Saturday, January 5, 2013

Crude gains as U.S. stockpiles drop more than expected

Investing.com - Crude oil futures rose on Friday after official data revealed that the country's inventories fell more than expected last week.

Uncertainty as to when the Federal Reserve may wind down its stimulus programs kept the growth-sensitive commodity's gains in check.

On the New York Mercantile Exchange, light, sweet crude futures for delivery in February traded at USD92.96 a barrel on Friday, up 0.04%, off from a session high of USD93.10 and up from an earlier session low of USD91.55.

In a report, Energy Information Administration said that U.S. crude oil inventories fell by 11.12 million barrels last week, well above market calls for a decrease of 919,000 barrels, which pushed up prices on sentiment demand for fuels an energy may be stronger than once thought.

Elsewhere, jobs data came in stronger than expected in the U.S. though uncertainty over the Federal Reserve's plans to wind down stimulus tools dampened the rally.

In the U.S. earlier, the Bureau of Labor Statistics reported the U.S. economy added 155,000 nonfarm payrolls in December, beating market calls for the economy to create 150,000 new jobs. 

In addition, the U.S. employment rate remained unchanged at 7.8% last month, though markets had hoped for a decline to 7.7%.

Meanwhile, the Bureau of Labor Statistics revised October's figures to 137,000 from 138,000 new jobs and hiked November's figure to 161,000 from 146,000.

Elsewhere, service-sector data came in better than expected in the U.S. as well. 

The U.S. Institute of Supply Management reported earlier that its non-manufacturing index improved to 56.1 in December from 54.7 in November, beating expectations for a rise to 54.2.

In the eurozone, preliminary data revealed that inflation came in stronger than expected last month, which was also bullish for crude.

The currency zone's consumer price index remained unchanged at an annualized rate of 2.2% in December, outpacing market calls for the index to tick down to 2.1% in December.
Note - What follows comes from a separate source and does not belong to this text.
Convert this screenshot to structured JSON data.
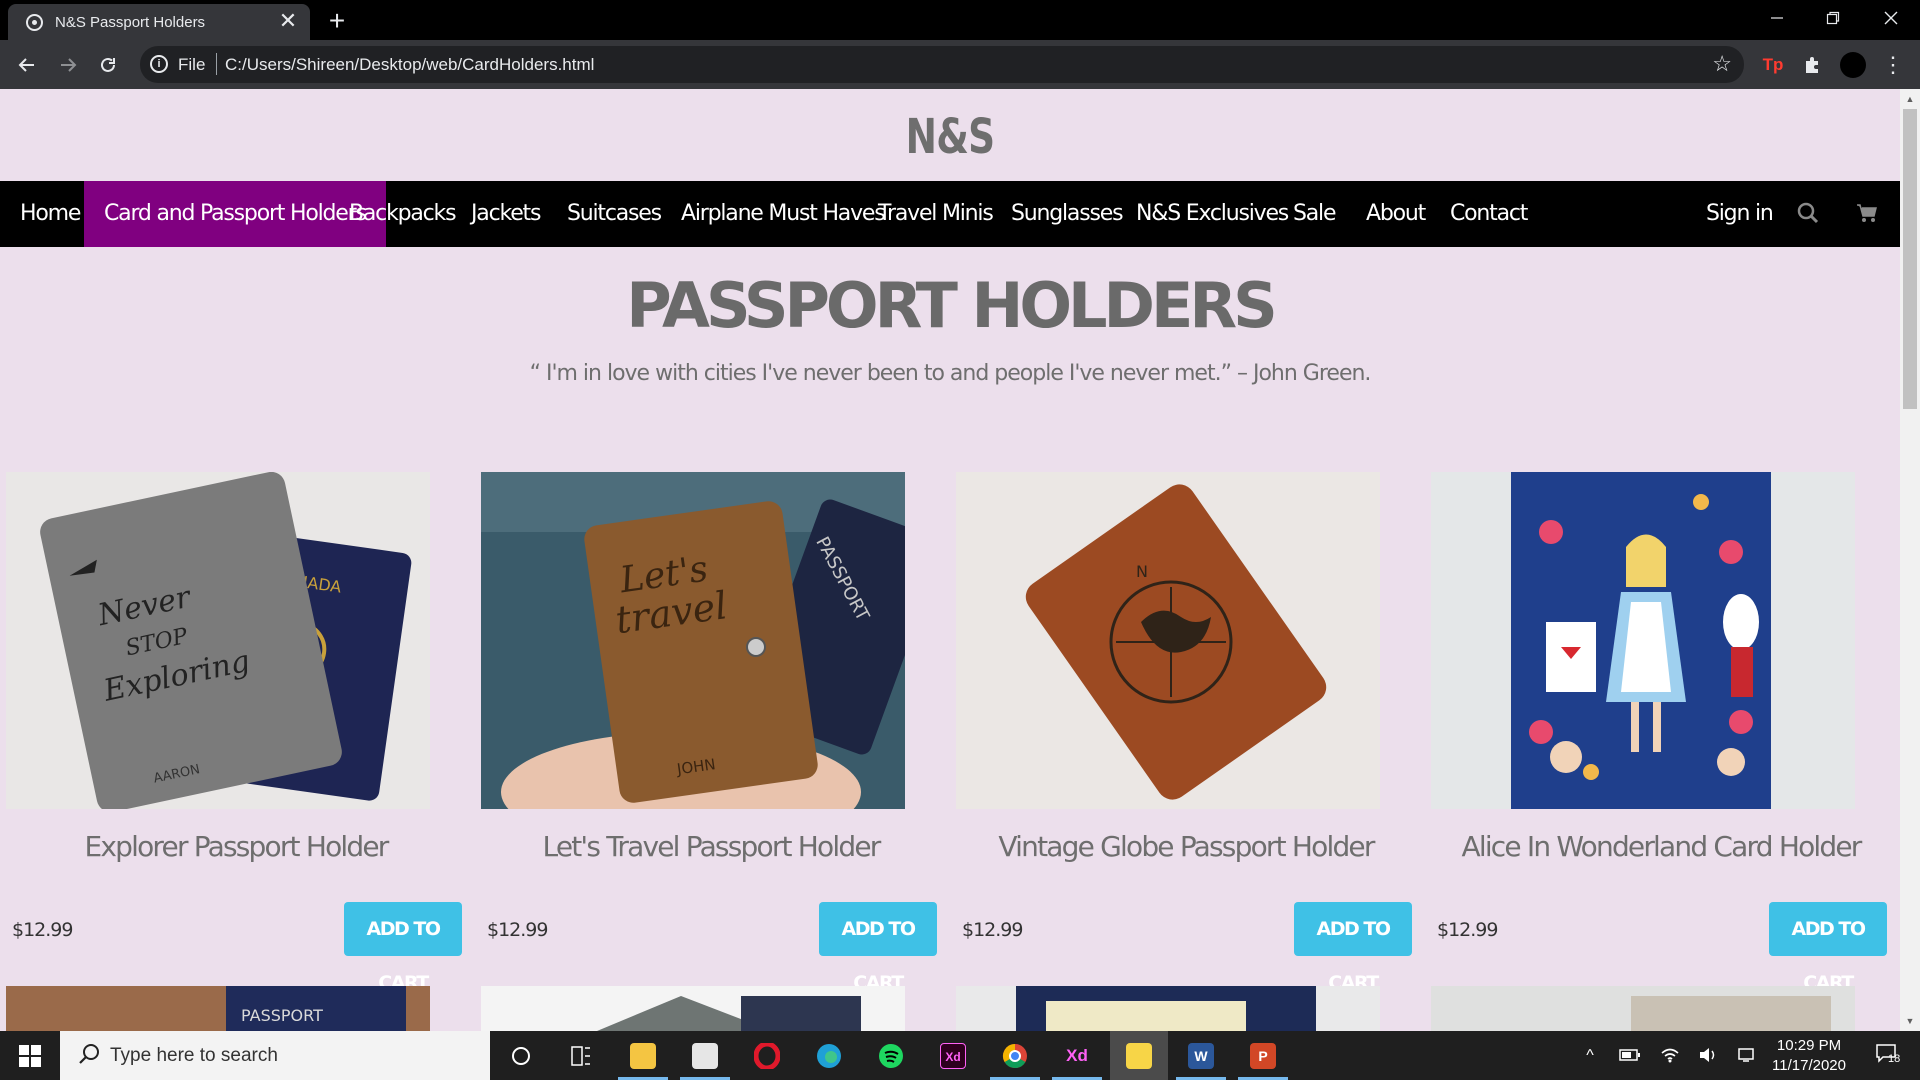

Oil, however, jumped in and out of positive territory due to market sentiments that U.S. central bankers may be grouping off into different camps when it comes to deciding when a USD85 million monthly bond-buying program designed to stimulate the economy should wind down.

"A few members expressed the view that ongoing asset purchases would likely be warranted until about the end of 2013, while a few others emphasized the need for considerable policy accommodation but did not state a specific time frame or total for purchases," the Fed said in the minutes of its December monetary policy meeting released this week. 
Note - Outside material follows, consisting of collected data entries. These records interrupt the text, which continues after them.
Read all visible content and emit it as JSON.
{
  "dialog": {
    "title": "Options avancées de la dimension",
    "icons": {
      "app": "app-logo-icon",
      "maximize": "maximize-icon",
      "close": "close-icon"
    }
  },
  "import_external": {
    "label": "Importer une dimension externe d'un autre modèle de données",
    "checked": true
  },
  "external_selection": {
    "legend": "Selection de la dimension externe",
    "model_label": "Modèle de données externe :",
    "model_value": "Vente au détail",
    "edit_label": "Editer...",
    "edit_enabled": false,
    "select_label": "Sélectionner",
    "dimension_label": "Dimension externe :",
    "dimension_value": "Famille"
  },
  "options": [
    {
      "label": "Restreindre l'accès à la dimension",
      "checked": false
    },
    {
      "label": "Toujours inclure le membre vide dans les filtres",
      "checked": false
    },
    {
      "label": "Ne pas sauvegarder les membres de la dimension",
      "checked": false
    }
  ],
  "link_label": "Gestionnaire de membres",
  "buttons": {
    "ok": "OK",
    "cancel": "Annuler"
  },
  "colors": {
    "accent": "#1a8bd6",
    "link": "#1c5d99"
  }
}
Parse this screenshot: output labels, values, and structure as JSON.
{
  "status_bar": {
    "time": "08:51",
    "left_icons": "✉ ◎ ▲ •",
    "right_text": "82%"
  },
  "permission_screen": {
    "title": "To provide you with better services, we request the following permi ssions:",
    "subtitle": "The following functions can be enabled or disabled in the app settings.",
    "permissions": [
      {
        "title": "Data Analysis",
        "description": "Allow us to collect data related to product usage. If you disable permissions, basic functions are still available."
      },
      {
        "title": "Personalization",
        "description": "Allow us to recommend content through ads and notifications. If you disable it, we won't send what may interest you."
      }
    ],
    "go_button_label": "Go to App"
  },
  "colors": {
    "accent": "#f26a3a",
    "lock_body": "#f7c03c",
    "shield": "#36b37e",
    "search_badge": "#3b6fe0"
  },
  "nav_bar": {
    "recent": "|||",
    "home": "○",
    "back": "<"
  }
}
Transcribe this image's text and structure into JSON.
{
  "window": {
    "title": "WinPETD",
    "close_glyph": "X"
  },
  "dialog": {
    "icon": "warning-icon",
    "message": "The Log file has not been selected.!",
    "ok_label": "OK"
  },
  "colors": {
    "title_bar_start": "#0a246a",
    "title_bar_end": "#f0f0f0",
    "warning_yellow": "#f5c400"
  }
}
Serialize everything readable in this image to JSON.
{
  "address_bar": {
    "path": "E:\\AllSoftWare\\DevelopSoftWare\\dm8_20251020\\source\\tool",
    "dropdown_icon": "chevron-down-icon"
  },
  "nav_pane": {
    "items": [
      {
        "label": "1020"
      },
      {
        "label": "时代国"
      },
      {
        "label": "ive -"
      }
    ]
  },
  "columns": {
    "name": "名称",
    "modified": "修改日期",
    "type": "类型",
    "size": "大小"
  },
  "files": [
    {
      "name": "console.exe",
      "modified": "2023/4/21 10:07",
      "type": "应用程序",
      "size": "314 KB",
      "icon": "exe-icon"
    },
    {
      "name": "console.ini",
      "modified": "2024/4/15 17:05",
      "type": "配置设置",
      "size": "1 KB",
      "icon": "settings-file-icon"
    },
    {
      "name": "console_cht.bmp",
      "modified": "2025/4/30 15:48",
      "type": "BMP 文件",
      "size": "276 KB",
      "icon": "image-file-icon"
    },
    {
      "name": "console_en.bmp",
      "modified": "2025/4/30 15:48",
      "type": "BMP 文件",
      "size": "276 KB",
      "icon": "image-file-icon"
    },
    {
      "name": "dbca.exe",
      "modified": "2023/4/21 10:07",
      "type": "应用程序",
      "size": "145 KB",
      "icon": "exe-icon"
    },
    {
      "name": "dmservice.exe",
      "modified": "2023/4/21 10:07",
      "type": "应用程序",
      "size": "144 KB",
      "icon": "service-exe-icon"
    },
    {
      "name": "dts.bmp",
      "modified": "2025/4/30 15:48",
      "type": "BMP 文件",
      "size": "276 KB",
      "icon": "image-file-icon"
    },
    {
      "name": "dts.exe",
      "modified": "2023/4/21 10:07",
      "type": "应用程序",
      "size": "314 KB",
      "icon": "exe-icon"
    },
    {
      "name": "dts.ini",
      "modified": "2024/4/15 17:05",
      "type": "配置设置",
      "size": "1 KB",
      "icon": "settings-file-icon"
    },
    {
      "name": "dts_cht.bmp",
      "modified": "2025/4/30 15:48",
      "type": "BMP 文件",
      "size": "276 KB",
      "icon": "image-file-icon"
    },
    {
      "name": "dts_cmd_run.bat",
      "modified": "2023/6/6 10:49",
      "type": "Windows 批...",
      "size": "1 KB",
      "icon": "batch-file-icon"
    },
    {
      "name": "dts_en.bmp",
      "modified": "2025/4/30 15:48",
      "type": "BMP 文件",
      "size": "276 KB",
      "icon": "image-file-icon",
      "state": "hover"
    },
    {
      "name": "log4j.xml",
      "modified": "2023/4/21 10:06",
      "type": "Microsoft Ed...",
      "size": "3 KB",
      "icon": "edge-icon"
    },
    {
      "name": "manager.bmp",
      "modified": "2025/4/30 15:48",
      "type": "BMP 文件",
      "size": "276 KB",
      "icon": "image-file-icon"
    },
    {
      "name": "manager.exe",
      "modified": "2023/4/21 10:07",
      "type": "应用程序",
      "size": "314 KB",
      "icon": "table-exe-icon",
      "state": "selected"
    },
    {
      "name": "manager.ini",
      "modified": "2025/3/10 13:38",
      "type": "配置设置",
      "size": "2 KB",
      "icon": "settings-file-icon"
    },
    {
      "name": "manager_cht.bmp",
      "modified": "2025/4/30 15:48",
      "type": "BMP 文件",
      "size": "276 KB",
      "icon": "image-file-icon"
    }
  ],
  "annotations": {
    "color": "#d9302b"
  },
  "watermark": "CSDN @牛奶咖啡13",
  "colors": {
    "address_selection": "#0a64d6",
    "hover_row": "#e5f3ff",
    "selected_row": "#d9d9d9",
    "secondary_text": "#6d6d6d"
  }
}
"Several others thought that it would probably be appropriate to slow or to stop purchases well before the end of 2013, citing concerns about financial stability or the size of the balance sheet. One member viewed any additional purchases as unwarranted."

The bond-buying program, known technically as quantitative easing but dubbed by many as printing money out of thin air, weakens the U.S. dollar and pumps up stock and commodity prices by flooding the economy with liquidity.

Some saw the comments as a sign the Fed may wind down stimulus programs to prevent inflationary pressures from building, slowing recovery and strengthening the dollar in the process, which could pressure oil prices downward.

Meanwhile on the ICE Futures Exchange, Brent oil futures for February delivery were down 0.83% at USD111.20 a barrel, up USD18.24 from its U.S. counterpart.